Kemal Kılıçdaroğlu’nun ‘hiç kimse Atatürk’ün şu sözünü unutmasın’ cümlesinden sonra devamını getirmekte zorlanması her ne kadar dalga konusu olsa da aslında bu durum günümüzde makale hatta tez konusu olabilecek bir problemin varlığına işaret ediyor. CHP’de siyaset yapanlar veya günümüzde CHP’ye oy veren insanların “Atatürkçüyüz” söyleminin içeriğine gerçek anlamda sahip olduklarını kabul edebilir miyiz?
Cumhuriyetin hangi şartlarda kurulduğunu? Kuruluş döneminde Atatürk’ün mücadelesine destek veren silah arkadaşlarının kimler olduğunu? CHP’nin tüzüğüne altı okun partiye hangi yönetici tarafından dâhil edildiğini biliyorlar mı? Bunun yanında Nutuk adlı eserin içeriğinde ne var? Atatürk bu eserde nelerden bahsetmiş?
Merak etmiyor değilim.
Ağzını her açtığında konuşmasının başına Atatürk’ün ismini koyan bir kesimin yukarıdaki konularda ne kadar bilgi sahibi olduğunu sorgulamanın gerekliliği çok önemli. Gerçek anlamda sahip olmadığı bilgiye sahipmiş gibi görünmenin ‘Atatürkçülük kavramına ve gerçekte Atatürk’e’ zarar verdiğini düşünmek yanlış olmasa gerek.
Özellikle biz Atatürkçüyüz diyen gençlerin ‘Kemal Atatürk’ dövmelerinin yanında Atatürk amblemli araç gereçleri kullanmaktan öte ne gibi bir içeriğe sahipler bu durum da bir merak konusu.
Aynı durum muhafazakâr kesimin içinde de yaşanmıyor değil. Ben Müslümanım veya muhafazakârım diyen kesimlerin kendi dini vecibelerini ne kadar bildikleri? Muhafazakârlığın anlamının ne olduğunu? Müslümanlık ile muhafazakârlık kavramı arasındaki farkı, bu kavramların Türkiye’deki tarihi sürecinin nasıl şekillendiğini bildiklerinden çok emin değilim.
Peki, ideoloji veya inanç bahsinde görünürde donanımlı ama gerçekte öyle olmayan bir milletin inandığı veya savunduğu değerlerin doğruluğuna sahip olmaması bir tehlike değil mi? Özellikle bu tehlike siyaset ve ülke yönetimi açısından gelecekte uzlaşma kültüründen ziyade kutuplaşma kültürünü desteklemez mi?

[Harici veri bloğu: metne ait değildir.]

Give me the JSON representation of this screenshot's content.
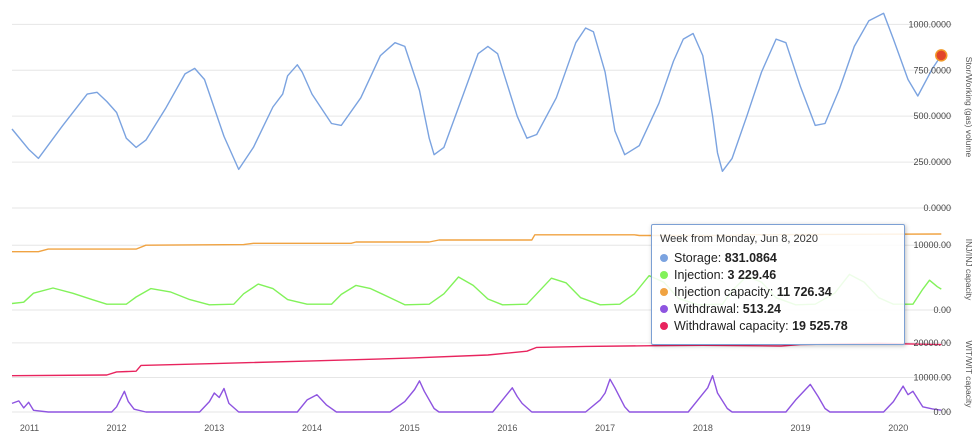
{
  "colors": {
    "storage": "#7ba3e0",
    "injection": "#82f25a",
    "injection_capacity": "#f0a342",
    "withdrawal": "#8e54e0",
    "withdrawal_capacity": "#e8245e",
    "gridline": "#e6e6e6"
  },
  "chart_data": [
    {
      "type": "line",
      "pane": "storage",
      "ylabel": "Stor/Working (gas) volume",
      "ylim": [
        0,
        1100
      ],
      "yticks": [
        "0.0000",
        "250.0000",
        "500.0000",
        "750.0000",
        "1000.0000"
      ],
      "ytick_values": [
        0,
        250,
        500,
        750,
        1000
      ],
      "x_ticks": [
        "2011",
        "2012",
        "2013",
        "2014",
        "2015",
        "2016",
        "2017",
        "2018",
        "2019",
        "2020"
      ],
      "x_tick_values": [
        2011,
        2012,
        2013,
        2014,
        2015,
        2016,
        2017,
        2018,
        2019,
        2020
      ],
      "xlim": [
        2010.93,
        2020.55
      ],
      "series": [
        {
          "key": "storage",
          "points": [
            [
              2010.93,
              430
            ],
            [
              2011.1,
              320
            ],
            [
              2011.2,
              270
            ],
            [
              2011.45,
              450
            ],
            [
              2011.7,
              620
            ],
            [
              2011.8,
              630
            ],
            [
              2011.9,
              580
            ],
            [
              2012.0,
              520
            ],
            [
              2012.1,
              380
            ],
            [
              2012.2,
              330
            ],
            [
              2012.3,
              370
            ],
            [
              2012.5,
              540
            ],
            [
              2012.7,
              730
            ],
            [
              2012.8,
              760
            ],
            [
              2012.9,
              700
            ],
            [
              2013.1,
              390
            ],
            [
              2013.25,
              210
            ],
            [
              2013.4,
              330
            ],
            [
              2013.6,
              550
            ],
            [
              2013.7,
              620
            ],
            [
              2013.75,
              720
            ],
            [
              2013.85,
              780
            ],
            [
              2013.9,
              740
            ],
            [
              2014.0,
              620
            ],
            [
              2014.2,
              460
            ],
            [
              2014.3,
              450
            ],
            [
              2014.5,
              600
            ],
            [
              2014.7,
              830
            ],
            [
              2014.85,
              900
            ],
            [
              2014.95,
              880
            ],
            [
              2015.1,
              640
            ],
            [
              2015.2,
              380
            ],
            [
              2015.25,
              290
            ],
            [
              2015.35,
              330
            ],
            [
              2015.55,
              620
            ],
            [
              2015.7,
              840
            ],
            [
              2015.8,
              880
            ],
            [
              2015.9,
              840
            ],
            [
              2016.1,
              500
            ],
            [
              2016.2,
              380
            ],
            [
              2016.3,
              400
            ],
            [
              2016.5,
              600
            ],
            [
              2016.7,
              900
            ],
            [
              2016.8,
              980
            ],
            [
              2016.88,
              960
            ],
            [
              2017.0,
              740
            ],
            [
              2017.1,
              420
            ],
            [
              2017.2,
              290
            ],
            [
              2017.35,
              340
            ],
            [
              2017.55,
              570
            ],
            [
              2017.7,
              800
            ],
            [
              2017.8,
              920
            ],
            [
              2017.9,
              950
            ],
            [
              2018.0,
              830
            ],
            [
              2018.1,
              500
            ],
            [
              2018.15,
              300
            ],
            [
              2018.2,
              200
            ],
            [
              2018.3,
              270
            ],
            [
              2018.45,
              500
            ],
            [
              2018.6,
              740
            ],
            [
              2018.75,
              920
            ],
            [
              2018.85,
              900
            ],
            [
              2019.0,
              660
            ],
            [
              2019.15,
              450
            ],
            [
              2019.25,
              460
            ],
            [
              2019.4,
              650
            ],
            [
              2019.55,
              880
            ],
            [
              2019.7,
              1020
            ],
            [
              2019.85,
              1060
            ],
            [
              2019.95,
              920
            ],
            [
              2020.1,
              700
            ],
            [
              2020.2,
              610
            ],
            [
              2020.35,
              760
            ],
            [
              2020.44,
              831
            ]
          ]
        }
      ],
      "marker": {
        "series": "storage",
        "x": 2020.44,
        "y": 831.0864
      }
    },
    {
      "type": "line",
      "pane": "injection",
      "ylabel": "INJ/INJ capacity",
      "ylim": [
        0,
        12500
      ],
      "yticks": [
        "0.00",
        "10000.00"
      ],
      "ytick_values": [
        0,
        10000
      ],
      "series": [
        {
          "key": "injection_capacity",
          "points": [
            [
              2010.93,
              9000
            ],
            [
              2011.2,
              9000
            ],
            [
              2011.3,
              9400
            ],
            [
              2012.2,
              9400
            ],
            [
              2012.3,
              10000
            ],
            [
              2013.3,
              10100
            ],
            [
              2013.4,
              10300
            ],
            [
              2014.4,
              10300
            ],
            [
              2014.45,
              10500
            ],
            [
              2015.2,
              10500
            ],
            [
              2015.3,
              10800
            ],
            [
              2016.25,
              10800
            ],
            [
              2016.28,
              11600
            ],
            [
              2017.3,
              11600
            ],
            [
              2017.35,
              11500
            ],
            [
              2018.0,
              11500
            ],
            [
              2018.3,
              11500
            ],
            [
              2018.4,
              11600
            ],
            [
              2020.44,
              11726
            ]
          ]
        },
        {
          "key": "injection",
          "points": [
            [
              2010.93,
              1000
            ],
            [
              2011.05,
              1200
            ],
            [
              2011.15,
              2600
            ],
            [
              2011.35,
              3400
            ],
            [
              2011.55,
              2600
            ],
            [
              2011.75,
              1600
            ],
            [
              2011.9,
              900
            ],
            [
              2012.1,
              900
            ],
            [
              2012.2,
              2000
            ],
            [
              2012.35,
              3300
            ],
            [
              2012.55,
              2800
            ],
            [
              2012.75,
              1600
            ],
            [
              2012.95,
              800
            ],
            [
              2013.2,
              900
            ],
            [
              2013.3,
              2500
            ],
            [
              2013.45,
              4000
            ],
            [
              2013.6,
              3300
            ],
            [
              2013.75,
              1600
            ],
            [
              2013.95,
              900
            ],
            [
              2014.2,
              900
            ],
            [
              2014.3,
              2400
            ],
            [
              2014.45,
              3800
            ],
            [
              2014.6,
              3300
            ],
            [
              2014.8,
              1900
            ],
            [
              2014.95,
              800
            ],
            [
              2015.2,
              900
            ],
            [
              2015.35,
              2500
            ],
            [
              2015.5,
              5100
            ],
            [
              2015.65,
              3800
            ],
            [
              2015.8,
              1700
            ],
            [
              2015.95,
              800
            ],
            [
              2016.2,
              900
            ],
            [
              2016.3,
              2500
            ],
            [
              2016.45,
              4900
            ],
            [
              2016.6,
              4200
            ],
            [
              2016.75,
              1900
            ],
            [
              2016.95,
              800
            ],
            [
              2017.15,
              900
            ],
            [
              2017.3,
              2500
            ],
            [
              2017.45,
              5300
            ],
            [
              2017.6,
              4300
            ],
            [
              2017.75,
              1800
            ],
            [
              2017.95,
              800
            ],
            [
              2018.2,
              900
            ],
            [
              2018.3,
              3000
            ],
            [
              2018.45,
              5200
            ],
            [
              2018.6,
              4300
            ],
            [
              2018.75,
              1900
            ],
            [
              2018.95,
              800
            ],
            [
              2019.15,
              900
            ],
            [
              2019.35,
              2600
            ],
            [
              2019.5,
              5500
            ],
            [
              2019.65,
              4300
            ],
            [
              2019.8,
              1900
            ],
            [
              2019.95,
              900
            ],
            [
              2020.15,
              900
            ],
            [
              2020.25,
              3200
            ],
            [
              2020.32,
              4600
            ],
            [
              2020.4,
              3600
            ],
            [
              2020.44,
              3229
            ]
          ]
        }
      ]
    },
    {
      "type": "line",
      "pane": "withdrawal",
      "ylabel": "WIT/WIT capacity",
      "ylim": [
        0,
        22000
      ],
      "yticks": [
        "0.00",
        "10000.00",
        "20000.00"
      ],
      "ytick_values": [
        0,
        10000,
        20000
      ],
      "series": [
        {
          "key": "withdrawal_capacity",
          "points": [
            [
              2010.93,
              10500
            ],
            [
              2011.9,
              10700
            ],
            [
              2012.0,
              11600
            ],
            [
              2012.2,
              11800
            ],
            [
              2012.25,
              13500
            ],
            [
              2013.0,
              14000
            ],
            [
              2014.0,
              14800
            ],
            [
              2015.0,
              15600
            ],
            [
              2015.8,
              16500
            ],
            [
              2016.2,
              17600
            ],
            [
              2016.3,
              18700
            ],
            [
              2016.8,
              19000
            ],
            [
              2017.5,
              19200
            ],
            [
              2018.0,
              19300
            ],
            [
              2018.8,
              19100
            ],
            [
              2019.0,
              19500
            ],
            [
              2019.8,
              19900
            ],
            [
              2020.44,
              19525
            ]
          ]
        },
        {
          "key": "withdrawal",
          "points": [
            [
              2010.93,
              2500
            ],
            [
              2011.0,
              3200
            ],
            [
              2011.05,
              1200
            ],
            [
              2011.1,
              2800
            ],
            [
              2011.15,
              500
            ],
            [
              2011.3,
              0
            ],
            [
              2011.95,
              0
            ],
            [
              2012.0,
              1500
            ],
            [
              2012.08,
              6000
            ],
            [
              2012.12,
              3000
            ],
            [
              2012.18,
              800
            ],
            [
              2012.3,
              0
            ],
            [
              2012.85,
              0
            ],
            [
              2012.95,
              3000
            ],
            [
              2013.0,
              5500
            ],
            [
              2013.05,
              4200
            ],
            [
              2013.1,
              6800
            ],
            [
              2013.15,
              2500
            ],
            [
              2013.25,
              0
            ],
            [
              2013.85,
              0
            ],
            [
              2013.95,
              3500
            ],
            [
              2014.05,
              5000
            ],
            [
              2014.15,
              2000
            ],
            [
              2014.25,
              0
            ],
            [
              2014.8,
              0
            ],
            [
              2014.95,
              3000
            ],
            [
              2015.05,
              6500
            ],
            [
              2015.1,
              9000
            ],
            [
              2015.15,
              6000
            ],
            [
              2015.25,
              1000
            ],
            [
              2015.3,
              0
            ],
            [
              2015.85,
              0
            ],
            [
              2015.95,
              3500
            ],
            [
              2016.05,
              7000
            ],
            [
              2016.1,
              4500
            ],
            [
              2016.15,
              2500
            ],
            [
              2016.25,
              0
            ],
            [
              2016.8,
              0
            ],
            [
              2016.95,
              3500
            ],
            [
              2017.0,
              5500
            ],
            [
              2017.05,
              9500
            ],
            [
              2017.1,
              7000
            ],
            [
              2017.2,
              1500
            ],
            [
              2017.25,
              0
            ],
            [
              2017.85,
              0
            ],
            [
              2017.95,
              3500
            ],
            [
              2018.05,
              7000
            ],
            [
              2018.1,
              10500
            ],
            [
              2018.15,
              5500
            ],
            [
              2018.25,
              1000
            ],
            [
              2018.3,
              0
            ],
            [
              2018.85,
              0
            ],
            [
              2018.95,
              3500
            ],
            [
              2019.1,
              8000
            ],
            [
              2019.18,
              4500
            ],
            [
              2019.25,
              1000
            ],
            [
              2019.3,
              0
            ],
            [
              2019.85,
              0
            ],
            [
              2019.95,
              3000
            ],
            [
              2020.05,
              7500
            ],
            [
              2020.1,
              5000
            ],
            [
              2020.15,
              6000
            ],
            [
              2020.25,
              1500
            ],
            [
              2020.35,
              900
            ],
            [
              2020.44,
              513
            ]
          ]
        }
      ]
    }
  ],
  "tooltip": {
    "header": "Week from Monday, Jun 8, 2020",
    "rows": [
      {
        "key": "storage",
        "label": "Storage:",
        "value": "831.0864"
      },
      {
        "key": "injection",
        "label": "Injection:",
        "value": "3 229.46"
      },
      {
        "key": "injection_capacity",
        "label": "Injection capacity:",
        "value": "11 726.34"
      },
      {
        "key": "withdrawal",
        "label": "Withdrawal:",
        "value": "513.24"
      },
      {
        "key": "withdrawal_capacity",
        "label": "Withdrawal capacity:",
        "value": "19 525.78"
      }
    ]
  }
}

Sorunun çözüme kavuşması için konu eğitime gelecek, bu çok net! Eğitime geldiğinde bu sefer işin içine öğretmenler girecek! Peki, öğretmenler bu konuda ne kadar objektif bilgilere sahip?
Millet olarak aynı görüşte olmak zorunda değiliz ama savunduğumuz ideoloji ve inançların gerçek bilgilerine sahip olmak zorundayız. Bu zorunluluk sayesinde kültürel çeşitliliği sahip demokratik bir millet olabileceğiz.